Friday, May 22, 2015

Moto G and Moto E : snapdragon 400 vs 200 Round2

A while ago we discussed about S200 vs S400 using the Old CPU Benchmark tool called "Linpack For Android", an app that had not been updated since ages. It was convenient for one reason : no update = no artificial MFLOPS increase due to app optimization ... but with CM11,12 and 12.1 i noticed huge performance drops in Linpack whereas i didn't feel any. It was time to try something else


Linpack for Android
A dead Benchmark app...

Linpack vs RgbenchMM on MotoE and MotoG:
RgbenchMM 1190MHz
Moto E (S200) Moto G (S400)
1 270 290
2 611 641
4 587 1280
Linpack 1190MHz
Moto E (S200) Moto G (S400)
Single 79 55
Multi 145 150
Per Core 72,5 50


Why is there so much disparity? the way the app make the CPU work and the way the workload has been set are different and so are results.
2 disparities :

  • In Linpack Single Core results for MotoE (S200, stock rooted KK) and MotoG (S400, CM12.1) are not similar although they should regarding the Core frequency and the similar architecture. (results Are similar with RgbenchMM)
  • MultiThread results are strange on Linpack : How a QuadCore CPU couldn't perform better than a DualCore one??
    • Linpack cannot handle more than 3 Threads
    • MotoG with CM12.1 starts with about 20% less MFLOPS with one core, and that is still the case in the multithreaded run... Not expected

Let's see how RgbenchMM performs in similar situation!


RgbenchMM
A Great CPU Benchmark app!

What do we see here?

  • Results for RgbenchMM are similar with MotoE and MotoG for single and dual threading benchmarks : this is expected in the way S200 and S400 are clocked at the same frequency.
  • 4 Threads run give more than 4 times the score of Single Thread one with the QuadCore S400
  • Results are strictly linear to the number of cores for S400 (r²=0.97, which is pretty good for Benchmarks results)
  • 4 threads benchmarking is only suitable for MotoG (the S400 is a quad-core) and gives inconsistent results with S200 (only dual-core, so 4 threads handled by 2 cores cannot give good results)
  • Little lower results with MotoE could be explained since the S200 has its 2 cores shared between Benchmark and System, whereas MotoG (S400) has still 3 and 2 cores left to handle system processes during single and dual threads (although 4 threads run is strictly twice higher than 2 threads ... so even with all the cores used S400 MFLOPS/Core results are better than S200?)
  • On both devices, MFLOPS/Core results are slightly better in Dual Thread run and Single Thread one
RgbenchMM dev explains the following:
it does about 6 loads and 8 multiply-accumalates (or 16 flops) inside the loop. The load instructions (FLDD) are also VFP instructions as are the FMACD instructions. Thus, the benchmark is testing the VFP performance almost exclusively. One other detail about the code is that the threads are setup so that ideally they are reading the same columns of one of the input matrices. This will be beneficial on architectures with at least 1 level of shared cache and thus you may see more than 2x speedup on a dual-core processor.
  • The Extremely lower MFLOPS/Core result for 4 threads run on the DualCore S200 shows how it would handle hard multitasking.
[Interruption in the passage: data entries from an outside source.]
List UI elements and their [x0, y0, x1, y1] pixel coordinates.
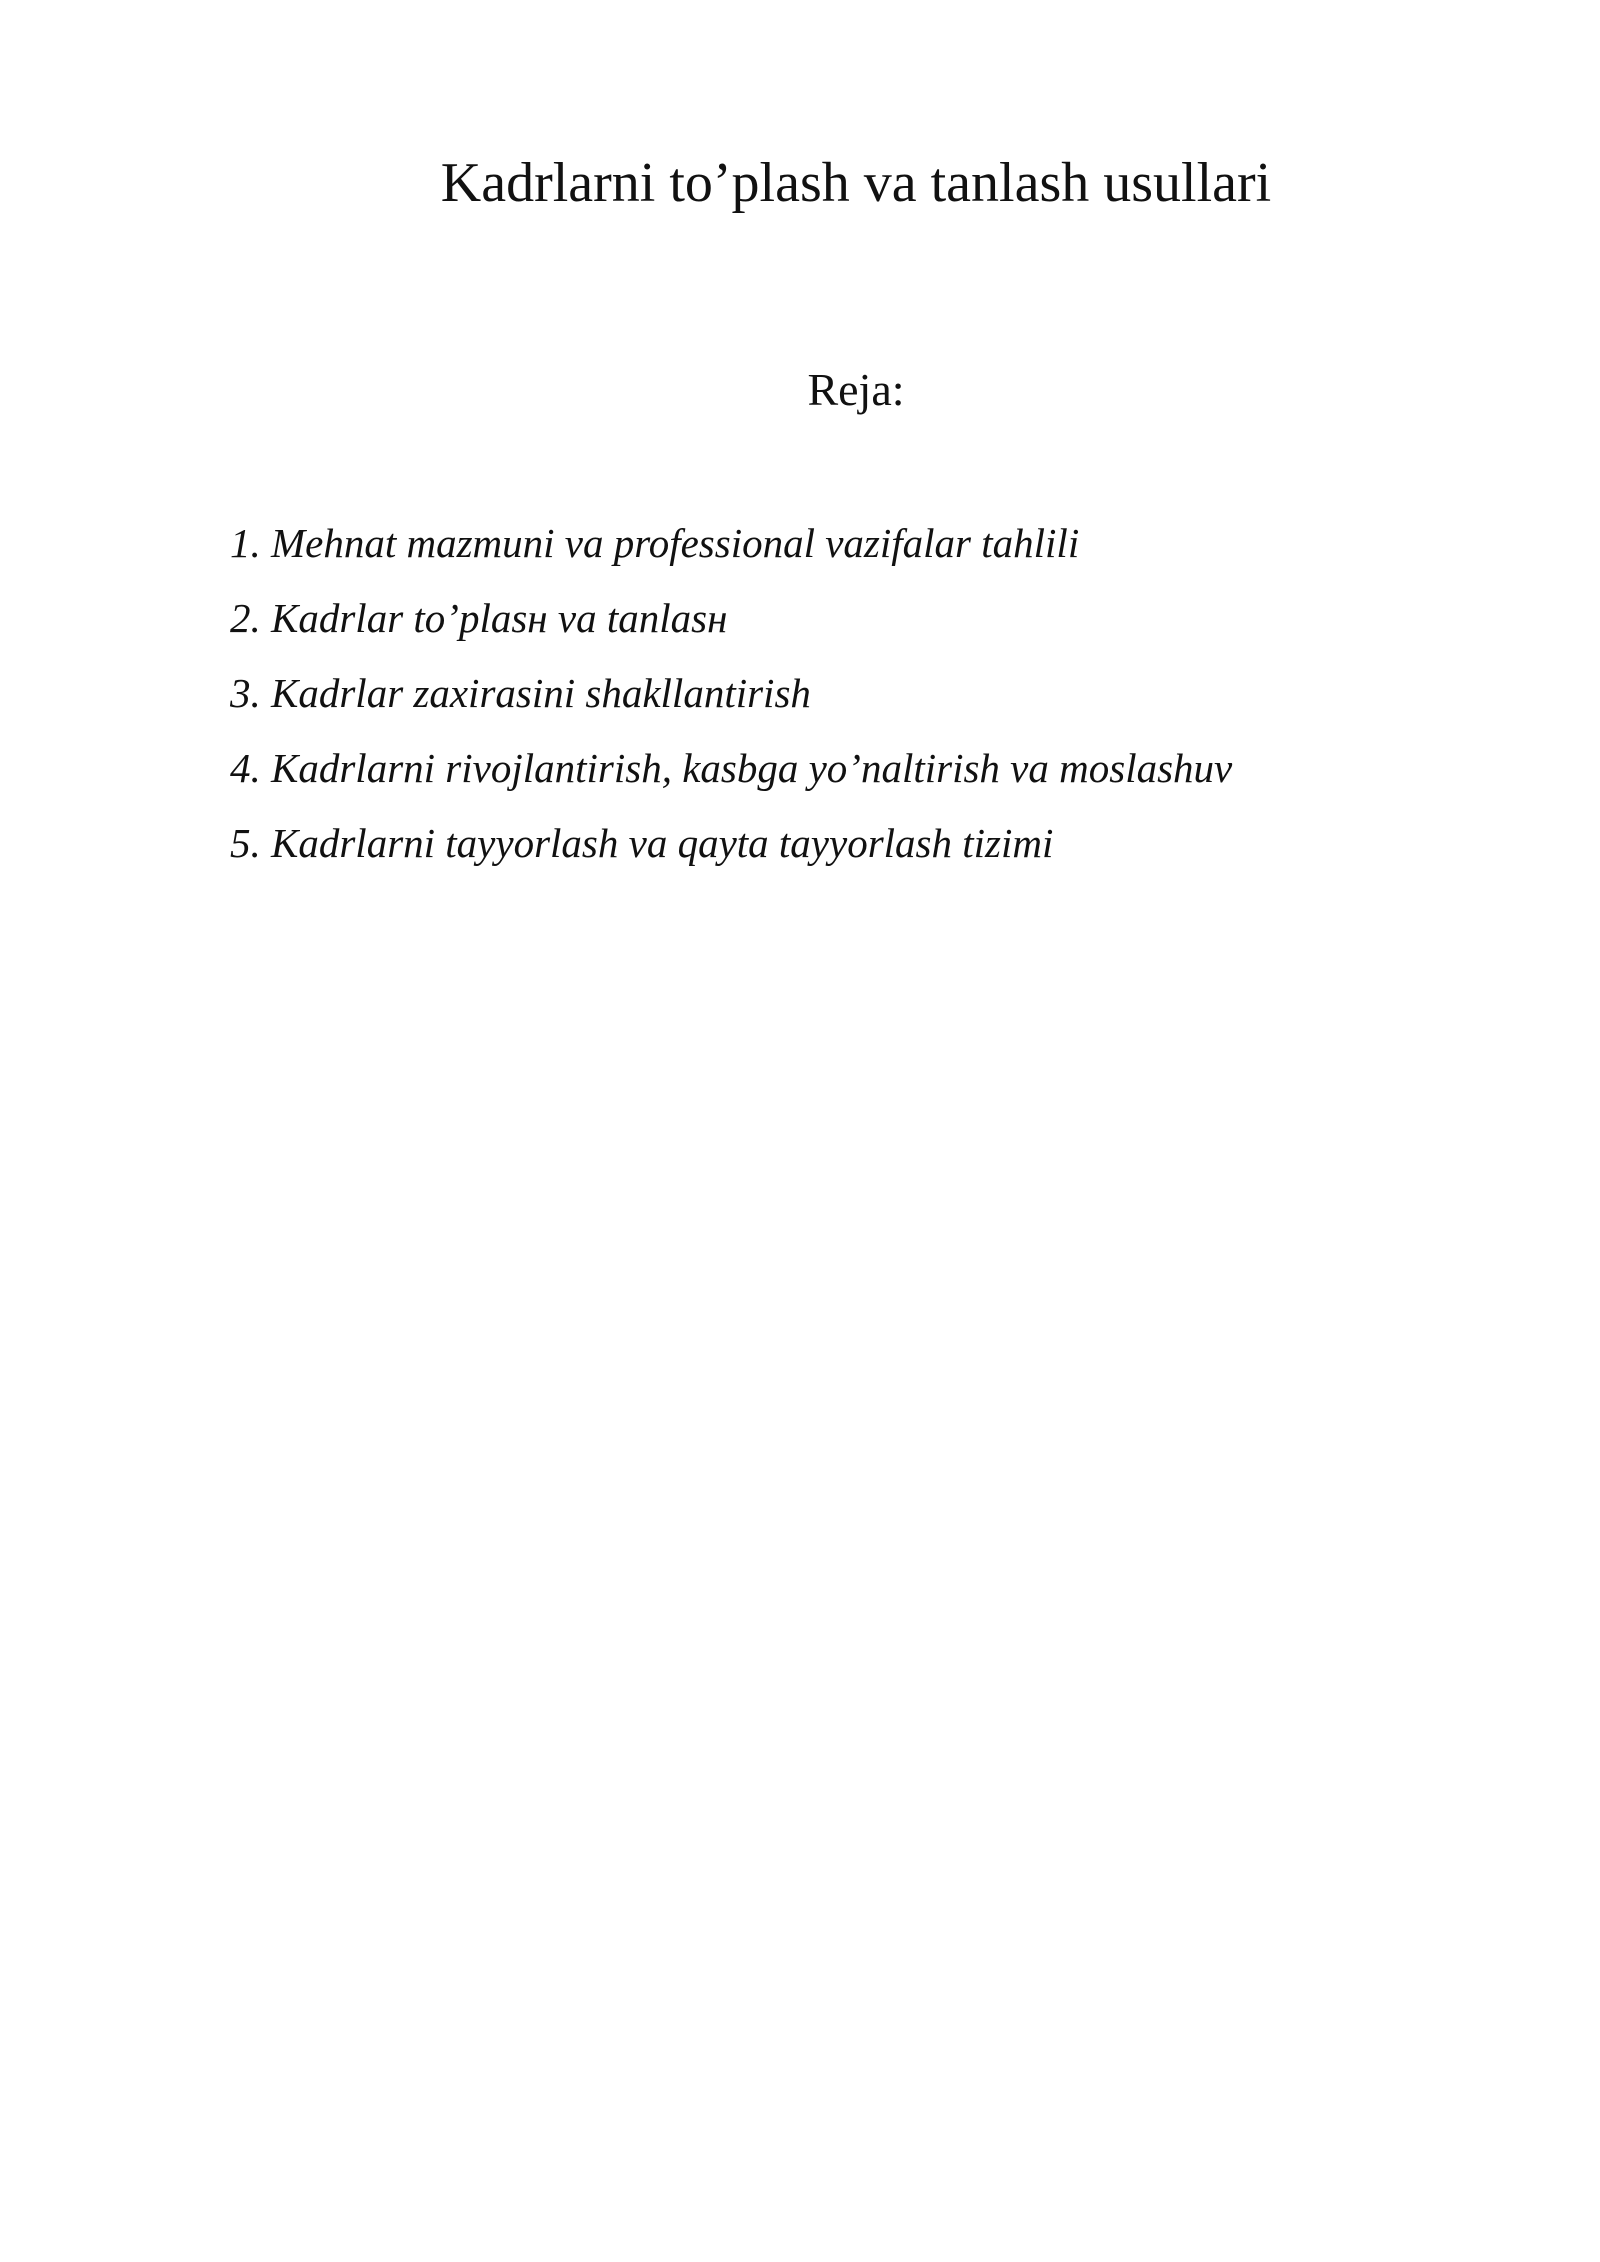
plan-heading: Reja:: [807, 364, 905, 415]
plan-item: 5. Kadrlarni tayyorlash va qayta tayyorlash tizimi: [230, 820, 1054, 866]
plan-item: 3. Kadrlar zaxirasini shakllantirish: [230, 670, 811, 716]
plan-item: 2. Kadrlar to’plasн va tanlasн: [230, 595, 728, 641]
page-title: Kadrlarni to’plash va tanlash usullari: [440, 152, 1272, 214]
plan-item: 4. Kadrlarni rivojlantirish, kasbga yo’naltirish va moslashuv: [230, 745, 1233, 791]
plan-item: 1. Mehnat mazmuni va professional vazifalar tahlili: [230, 520, 1080, 566]
plan-list: [230, 506, 1232, 881]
Is the Conclusion changed?
Compared to the previous S200 vs s400 article

  • Does Changing the Benchmark app modifies the conclusion about the S200 vs S400 comparison? No, i doesn't
  • Does it changes the "Pure CPU benchmarks: the limits" article conclusion? Not exactly, in fact the results can't be compared since my MotoG was running CM11 at that time, but it could explain the high gap between CM11 and stock KK : it was more a Linpack bias than a ROM issue, i'll be able to test Stock ROM on a S400 soon, then the final conclusion will come.